Long road to spot on Olympic kayak team

Four years ago, Chris Spelius came within a splash of winning a place on the US Olympic kayak team. The Deerfield, Ill., paddler, 28 years old at the time, was tied for the eighth and last place, but lost out in a run-off.

''I felt really bad, really devastated,'' Spelius recalls. ''It was about the most emotional moment of my life.

''So I just said right then, 'Next time 'round, I'm not going to be fighting for the last spot.' ''

Ironically, though, that's exactly what happened. But this time Spelius overcame a horrendous start in the four-day competiton and just managed to pull into eighth place on the final day.

It was another close call, but the Spelius style has never been to shoot straight to the top like a meteor. For one reason or another, the 6 ft. 4 in., 200-lb. athlete has always had his share of struggles. The secret of his success is that he never gives up.

''When I started this sport, I looked at it and said, 'I'm as strong and as fit as any of those guys. I'll get on that kayak, figure out what you have to do , and get in shape.' It seemed really simple to me,'' Spelius recalls.

''Never, ever was I prepared for the technical difficulty that's involved. I had no idea. And that technical aspect of it hasn't come particularly easy - not at all.''

Spelius, a swimmer at the University of Utah, began kayaking in 1975 on the Colorado River. Originally a white water paddler with a reputation for negotiating turbulent, swollen rivers, he came East with a friend in 1976 and successfully ran the treacherous Niagara Gorge. The next year he became a river guide in North Carolina and also started leading white water trips on Chile's fabled Bio-Bio River. He also developed a taste for white water racing as opposed to the flat water Olympic variety.

Spelius went to an Olympic training camp in Florida in 1978, however, ostensibly to improve his forward stroke by picking up some tips from flat water paddlers.

''In Olympic racing, how you paddle forward is the most important thing, and I thought it would really apply to white water racing, too,'' Spelius explains. He admits, however, that in the back of his mind, he probably was starting to dream the Olympic dream.

''We really hit it off,'' says Bill Bragg, US Olympic kayak coach. ''I liked his attitude and the way he was going about it.''

Although the possibility of getting on the team was remote, Spelius began working out on his own.
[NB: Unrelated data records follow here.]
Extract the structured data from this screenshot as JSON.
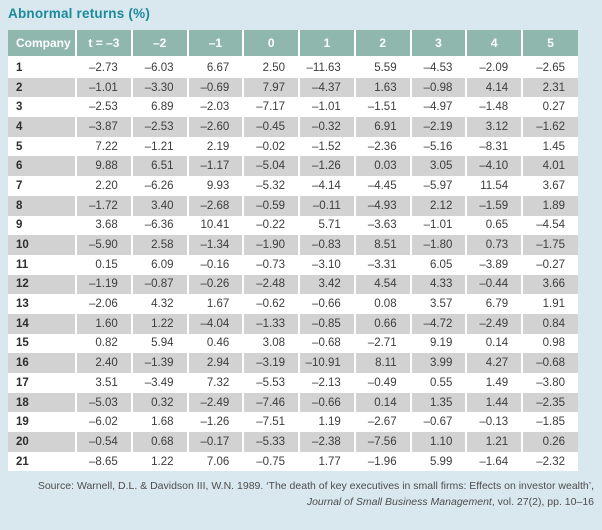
{
  "title": "Abnormal returns (%)",
  "colors": {
    "accent_teal": "#1b8a9b",
    "header_background": "#8fb7ae",
    "row_stripe": "#d2d2d2",
    "page_background": "#d9e8ef"
  },
  "table": {
    "columns": [
      "Company",
      "t = –3",
      "–2",
      "–1",
      "0",
      "1",
      "2",
      "3",
      "4",
      "5"
    ],
    "rows": [
      {
        "company": "1",
        "values": [
          "–2.73",
          "–6.03",
          "6.67",
          "2.50",
          "–11.63",
          "5.59",
          "–4.53",
          "–2.09",
          "–2.65"
        ]
      },
      {
        "company": "2",
        "values": [
          "–1.01",
          "–3.30",
          "–0.69",
          "7.97",
          "–4.37",
          "1.63",
          "–0.98",
          "4.14",
          "2.31"
        ]
      },
      {
        "company": "3",
        "values": [
          "–2.53",
          "6.89",
          "–2.03",
          "–7.17",
          "–1.01",
          "–1.51",
          "–4.97",
          "–1.48",
          "0.27"
        ]
      },
      {
        "company": "4",
        "values": [
          "–3.87",
          "–2.53",
          "–2.60",
          "–0.45",
          "–0.32",
          "6.91",
          "–2.19",
          "3.12",
          "–1.62"
        ]
      },
      {
        "company": "5",
        "values": [
          "7.22",
          "–1.21",
          "2.19",
          "–0.02",
          "–1.52",
          "–2.36",
          "–5.16",
          "–8.31",
          "1.45"
        ]
      },
      {
        "company": "6",
        "values": [
          "9.88",
          "6.51",
          "–1.17",
          "–5.04",
          "–1.26",
          "0.03",
          "3.05",
          "–4.10",
          "4.01"
        ]
      },
      {
        "company": "7",
        "values": [
          "2.20",
          "–6.26",
          "9.93",
          "–5.32",
          "–4.14",
          "–4.45",
          "–5.97",
          "11.54",
          "3.67"
        ]
      },
      {
        "company": "8",
        "values": [
          "–1.72",
          "3.40",
          "–2.68",
          "–0.59",
          "–0.11",
          "–4.93",
          "2.12",
          "–1.59",
          "1.89"
        ]
      },
      {
        "company": "9",
        "values": [
          "3.68",
          "–6.36",
          "10.41",
          "–0.22",
          "5.71",
          "–3.63",
          "–1.01",
          "0.65",
          "–4.54"
        ]
      },
      {
        "company": "10",
        "values": [
          "–5.90",
          "2.58",
          "–1.34",
          "–1.90",
          "–0.83",
          "8.51",
          "–1.80",
          "0.73",
          "–1.75"
        ]
      },
      {
        "company": "11",
        "values": [
          "0.15",
          "6.09",
          "–0.16",
          "–0.73",
          "–3.10",
          "–3.31",
          "6.05",
          "–3.89",
          "–0.27"
        ]
      },
      {
        "company": "12",
        "values": [
          "–1.19",
          "–0.87",
          "–0.26",
          "–2.48",
          "3.42",
          "4.54",
          "4.33",
          "–0.44",
          "3.66"
        ]
      },
      {
        "company": "13",
        "values": [
          "–2.06",
          "4.32",
          "1.67",
          "–0.62",
          "–0.66",
          "0.08",
          "3.57",
          "6.79",
          "1.91"
        ]
      },
      {
        "company": "14",
        "values": [
          "1.60",
          "1.22",
          "–4.04",
          "–1.33",
          "–0.85",
          "0.66",
          "–4.72",
          "–2.49",
          "0.84"
        ]
      },
      {
        "company": "15",
        "values": [
          "0.82",
          "5.94",
          "0.46",
          "3.08",
          "–0.68",
          "–2.71",
          "9.19",
          "0.14",
          "0.98"
        ]
      },
      {
        "company": "16",
        "values": [
          "2.40",
          "–1.39",
          "2.94",
          "–3.19",
          "–10.91",
          "8.11",
          "3.99",
          "4.27",
          "–0.68"
        ]
      },
      {
        "company": "17",
        "values": [
          "3.51",
          "–3.49",
          "7.32",
          "–5.53",
          "–2.13",
          "–0.49",
          "0.55",
          "1.49",
          "–3.80"
        ]
      },
      {
        "company": "18",
        "values": [
          "–5.03",
          "0.32",
          "–2.49",
          "–7.46",
          "–0.66",
          "0.14",
          "1.35",
          "1.44",
          "–2.35"
        ]
      },
      {
        "company": "19",
        "values": [
          "–6.02",
          "1.68",
          "–1.26",
          "–7.51",
          "1.19",
          "–2.67",
          "–0.67",
          "–0.13",
          "–1.85"
        ]
      },
      {
        "company": "20",
        "values": [
          "–0.54",
          "0.68",
          "–0.17",
          "–5.33",
          "–2.38",
          "–7.56",
          "1.10",
          "1.21",
          "0.26"
        ]
      },
      {
        "company": "21",
        "values": [
          "–8.65",
          "1.22",
          "7.06",
          "–0.75",
          "1.77",
          "–1.96",
          "5.99",
          "–1.64",
          "–2.32"
        ]
      }
    ]
  },
  "source": {
    "prefix": "Source: Warnell, D.L. & Davidson III, W.N. 1989. ‘The death of key executives in small firms: Effects on investor wealth’, ",
    "journal": "Journal of Small Business Management",
    "suffix": ", vol. 27(2), pp. 10–16"
  }
}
And even though he eventually missed out, the training paid off two years later when he competed for the 1982 US team in the world kayak championship in Belgrade.

Spelius was impressed with the performance of the New Zealanders, who he says are probably the best kayakers in the free world. So with the US kayaking situation in something of an upheaval at the time, Chris, with the approval of Bragg, spent six months training with the New Zealand team in that country.

''I never worked as hard as I did down there, never - seven days a week, two workouts a day, sometimes three workouts a day counting the weights, and no letup,'' he said. ''I came back to our (1983) trials and I was . . . slower than the year before - after all that work.

''I think I was over-trained and really tired. I thought I could make the team without peaking, so I hadn't done any speed work. See, this is a sprint sport still. I didn't realize by paddling long and hard and slow, you end up going slow even though you're more fit.''

Spelius was allowed to train with the world team anyway at the Lake Placid, N.Y., Olympic Training Center. He regained his confidence in July by winning three gold medals and a silver at the National Sports Festival in Colorado Springs. Then he placed third in the 500-, 1,000-, and 10,000-meter races at the nationals in August, and also did well in the Pan-American Games.

Convinced that he was finally responding to the work done months ago in New Zealand, Spelius went back last fall for five more months. This time, he worked smarter, not harder. As competition time neared, he cut back on training time and increased the intensity of his effort.

A popular recreational sport in this country, kayaking hasn't generated the amount of spectator excitement that it elicits in Europe, where crowds line the river banks even for local sprint races.

Introduced 60 years ago as a demonstration sport in the Paris Olympics, flat water kayaking became an official sport in 1936. White water kayaking has been held only once in the Olympics - at Munich in 1972.

The United States has won only three medals in all that time - one silver and two bronzes - but should have its best shot in years at L.A. thanks to the Soviet boycott. In the last three Olympics, the Russians and East Germans have won the lion's share of medals, so with those countries staying home, the chances for wide open, down-to-the wire competition in Los Angeles look pretty good. That would be fine with Chris Spelius, who is used to the pressure of those close finishes by now.